Here’s how it works:

For a contrail not to evaporate but to start “smearing”, the air at an altitude of 8–10 kilometers must be very humid (saturated with moisture). If the air is dry, the ice crystals from the engine quickly turn into invisible vapor (sublimate). If the air is moist, the crystals have nowhere to evaporate. Instead, they start attracting extra moisture from the surrounding environment and grow. High humidity at high altitudes is a sure sign of an approaching warm atmospheric front.

My Ambitious 2026 Plan: From Galapagos Travel to Academic Achievements and Creative Pursuits | January 20 2026, 04:44

My plan for 2026:

– Travel to the Galápagos Islands, Ecuador for a week (summer)

– Finish and release a book on Information Retrieval (also summer, progressing slowly, first couple of chapters are already written. Already spent about 50-100 hours on this, the easy part)

– Release at least one scientific paper, probably on Data Mining (spring). Ideally, submit it somewhere to a journal (challenging). Already spent about 30 hours on this topic, a lot left to do.

– Make a step towards a PhD. Find professors, visit universities, understand the cost and assess my capabilities and resources.

– Continue studying fundamental mathematics and not die (linear algebra, calculus, probability theory, statistics, classical ML). In 2025, I spent about 200-400 hours on this topic.

– Continue studying Deep Learning and reach the “can teach” level. In 2025, I spent about 100-200 hours on this topic.

– Continue studying Data Mining/NLP.

– Update my book on RecSys, releasing version 2.0 with updates and corrections (autumn 2026)

– Make noticeable progress in painting and playing the piano. Specifically, learn Schubert’s serenade (Ständchen, D 889) completely and create at least one canvas that I wouldn’t be ashamed to give as a gift.
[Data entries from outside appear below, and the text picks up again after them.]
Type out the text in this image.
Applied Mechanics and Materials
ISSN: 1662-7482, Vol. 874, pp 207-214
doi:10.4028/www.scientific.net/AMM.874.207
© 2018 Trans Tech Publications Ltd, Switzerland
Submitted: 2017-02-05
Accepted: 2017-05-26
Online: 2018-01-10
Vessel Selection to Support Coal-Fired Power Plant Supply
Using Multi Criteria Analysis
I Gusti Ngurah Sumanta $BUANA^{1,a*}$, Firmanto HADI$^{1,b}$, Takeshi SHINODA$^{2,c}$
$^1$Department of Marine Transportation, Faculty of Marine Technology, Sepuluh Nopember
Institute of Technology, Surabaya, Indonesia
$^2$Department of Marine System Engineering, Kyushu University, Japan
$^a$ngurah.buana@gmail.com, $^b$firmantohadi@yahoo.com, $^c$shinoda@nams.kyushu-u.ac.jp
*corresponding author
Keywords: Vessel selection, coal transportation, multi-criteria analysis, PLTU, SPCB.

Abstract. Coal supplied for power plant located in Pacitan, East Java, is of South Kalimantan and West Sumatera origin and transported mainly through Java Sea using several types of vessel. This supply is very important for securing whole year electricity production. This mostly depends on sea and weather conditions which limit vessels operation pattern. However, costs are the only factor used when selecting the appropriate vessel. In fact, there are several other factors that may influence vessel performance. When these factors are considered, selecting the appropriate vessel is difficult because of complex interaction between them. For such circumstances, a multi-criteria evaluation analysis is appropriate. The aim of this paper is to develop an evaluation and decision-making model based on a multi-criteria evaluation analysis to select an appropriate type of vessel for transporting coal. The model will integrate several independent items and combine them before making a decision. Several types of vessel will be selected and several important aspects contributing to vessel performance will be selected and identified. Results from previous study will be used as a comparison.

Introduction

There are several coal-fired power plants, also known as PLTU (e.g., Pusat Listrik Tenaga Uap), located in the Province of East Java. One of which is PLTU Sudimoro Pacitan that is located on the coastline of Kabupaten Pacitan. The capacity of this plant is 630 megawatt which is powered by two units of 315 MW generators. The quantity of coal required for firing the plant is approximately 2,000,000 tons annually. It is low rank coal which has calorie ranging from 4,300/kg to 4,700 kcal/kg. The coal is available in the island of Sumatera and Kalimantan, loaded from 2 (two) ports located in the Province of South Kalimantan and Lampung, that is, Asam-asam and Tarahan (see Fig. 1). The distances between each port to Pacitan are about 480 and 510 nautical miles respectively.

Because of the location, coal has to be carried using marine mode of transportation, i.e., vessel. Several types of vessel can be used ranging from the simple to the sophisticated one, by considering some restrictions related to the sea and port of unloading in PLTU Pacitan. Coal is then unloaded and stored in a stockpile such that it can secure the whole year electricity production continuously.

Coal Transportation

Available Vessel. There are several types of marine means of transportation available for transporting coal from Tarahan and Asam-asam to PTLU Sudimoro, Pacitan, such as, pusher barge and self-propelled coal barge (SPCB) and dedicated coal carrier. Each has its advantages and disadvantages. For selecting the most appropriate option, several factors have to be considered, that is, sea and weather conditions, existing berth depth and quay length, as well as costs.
Unveiling Scientific Misnomers: A Cross-Cultural Exploration | January 14 2026, 04:46

Today I was surprised to learn that the Coriolis force is pronounced as CoriolIs force, not coriOlis force as we were taught in school. I started to investigate what else was wrong, and discovered something amazing.
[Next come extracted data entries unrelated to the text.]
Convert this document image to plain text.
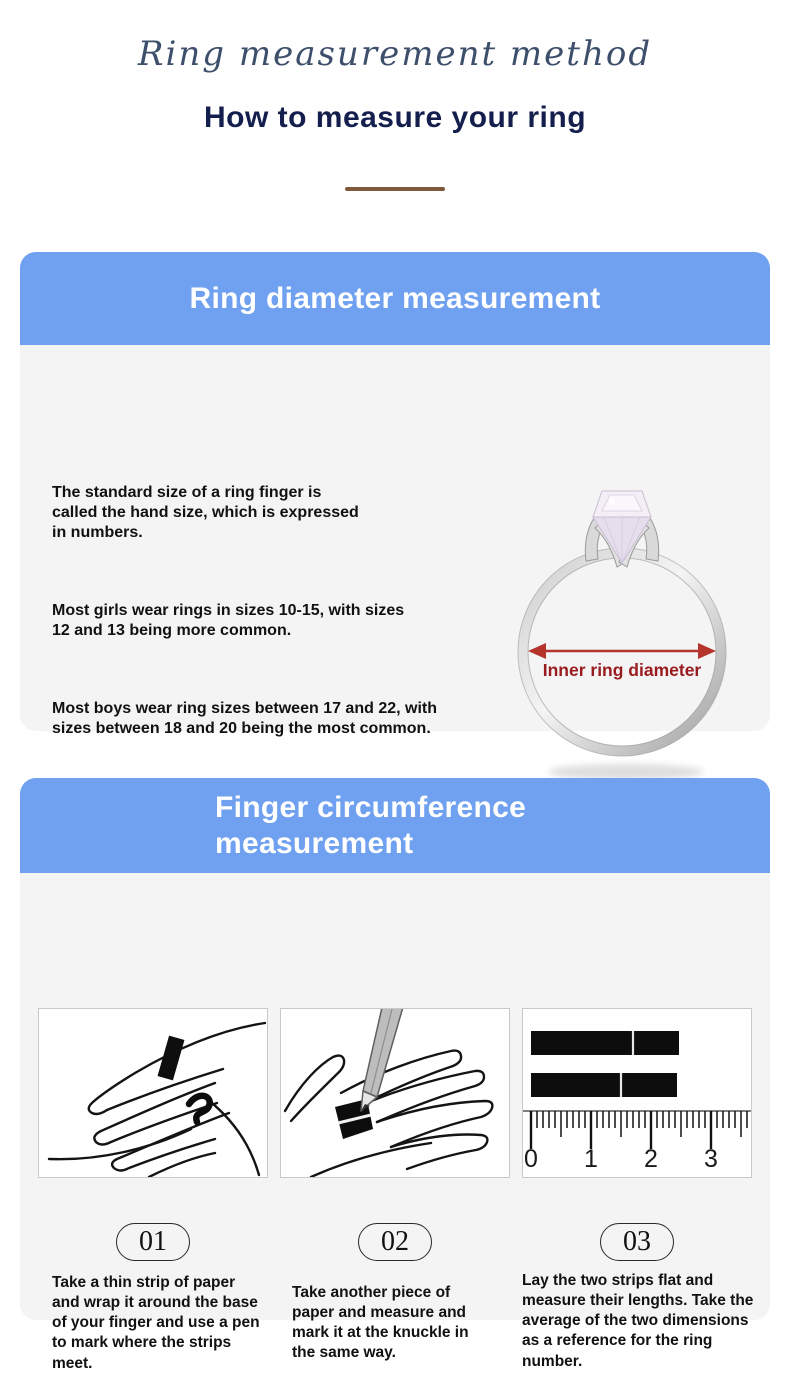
Ring measurement method
How to measure your ring
Ring diameter measurement
The standard size of a ring finger is called the hand size, which is expressed in numbers.
Most girls wear rings in sizes 10-15, with sizes 12 and 13 being more common.
Most boys wear ring sizes between 17 and 22, with sizes between 18 and 20 being the most common.
Inner ring diameter
Finger circumference
measurement
0 1 2 3
01	02	03
Take a thin strip of paper and wrap it around the base of your finger and use a pen to mark where the strips meet.
Take another piece of paper and measure and mark it at the knuckle in the same way.
Lay the two strips flat and measure their lengths. Take the average of the two dimensions as a reference for the ring number.
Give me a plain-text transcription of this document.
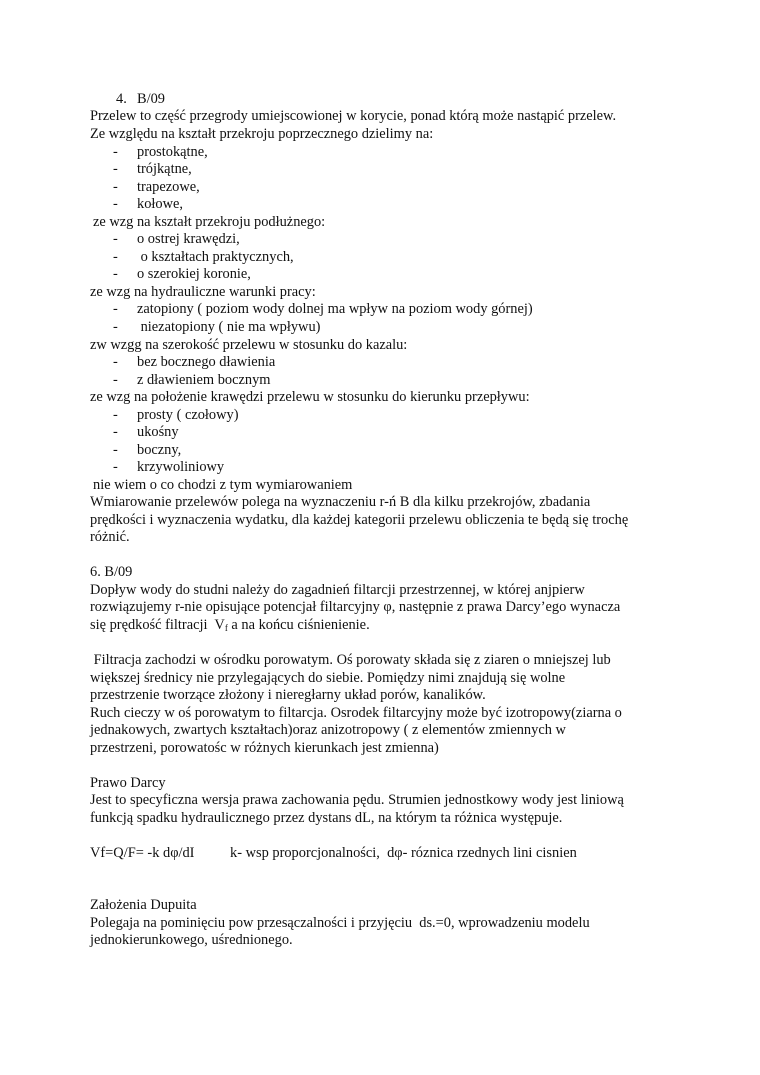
4. B/09
Przelew to część przegrody umiejscowionej w korycie, ponad którą może nastąpić przelew.
Ze względu na kształt przekroju poprzecznego dzielimy na:
- prostokątne,
- trójkątne,
- trapezowe,
- kołowe,
ze wzg na kształt przekroju podłużnego:
- o ostrej krawędzi,
- o kształtach praktycznych,
- o szerokiej koronie,
ze wzg na hydrauliczne warunki pracy:
- zatopiony ( poziom wody dolnej ma wpływ na poziom wody górnej)
- niezatopiony ( nie ma wpływu)
zw wzgg na szerokość przelewu w stosunku do kazalu:
- bez bocznego dławienia
- z dławieniem bocznym
ze wzg na położenie krawędzi przelewu w stosunku do kierunku przepływu:
- prosty ( czołowy)
- ukośny
- boczny,
- krzywoliniowy
nie wiem o co chodzi z tym wymiarowaniem
Wmiarowanie przelewów polega na wyznaczeniu r-ń B dla kilku przekrojów, zbadania
prędkości i wyznaczenia wydatku, dla każdej kategorii przelewu obliczenia te będą się trochę
różnić.
6. B/09
Dopływ wody do studni należy do zagadnień filtarcji przestrzennej, w której anjpierw
rozwiązujemy r-nie opisujące potencjał filtarcyjny φ, następnie z prawa Darcy’ego wynacza
się prędkość filtracji  $V_f$ a na końcu ciśnienienie.
Filtracja zachodzi w ośrodku porowatym. Oś porowaty składa się z ziaren o mniejszej lub
większej średnicy nie przylegających do siebie. Pomiędzy nimi znajdują się wolne
przestrzenie tworzące złożony i nieregłarny układ porów, kanalików.
Ruch cieczy w oś porowatym to filtarcja. Osrodek filtarcyjny może być izotropowy(ziarna o
jednakowych, zwartych kształtach)oraz anizotropowy ( z elementów zmiennych w
przestrzeni, porowatośc w różnych kierunkach jest zmienna)
Prawo Darcy
Jest to specyficzna wersja prawa zachowania pędu. Strumien jednostkowy wody jest liniową
funkcją spadku hydraulicznego przez dystans dL, na którym ta różnica występuje.
Vf=Q/F= -k dφ/dI k- wsp proporcjonalności,  dφ- róznica rzednych lini cisnien
Założenia Dupuita
Polegaja na pominięciu pow przesączalności i przyjęciu  ds.=0, wprowadzeniu modelu
jednokierunkowego, uśrednionego.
It turns out what we called Gay-Lussac’s law is known as Charles’s Law in the rest of the world, and what we called Charles’s Law is known throughout the world as Gay-Lussac’s Law.

The Cartesian coordinate system here is Carthesian. Cartesius is just the Latinized name of René Descartes.

In our textbooks, the law of conservation of mass is called the Lomonosov-Lavoisier Law (what enters the chemical reaction = mass of the substances formed). In the rest of the world, it is exclusively the Law of Lavoisier (Lavoisier’s Law). Lomonosov got included here only because “whatever is taken from one body is added to another”.

Also, it turns out that if you have to explain Pythagoras’ theorem to someone in English, without a hint, it’s absolutely impossible to guess that it’s Pythagoras. Greek names are generally a mess. Thales here is pronounced as Teelis.

For some reason, in physics Roentgen is called RentgEnom, although it’s Röntgen with the emphasis on ö.

In Russia, a trapezoid is a quadrilateral with two sides parallel and two not. In the USA, our trapezoid is known as Trapezoid, and the word Trapezium here refers to a quadrilateral with no parallel sides at all. In the UK, it’s the opposite. Our trapezoid is Trapezium, and the “skewed” quadrilateral is Trapezoid.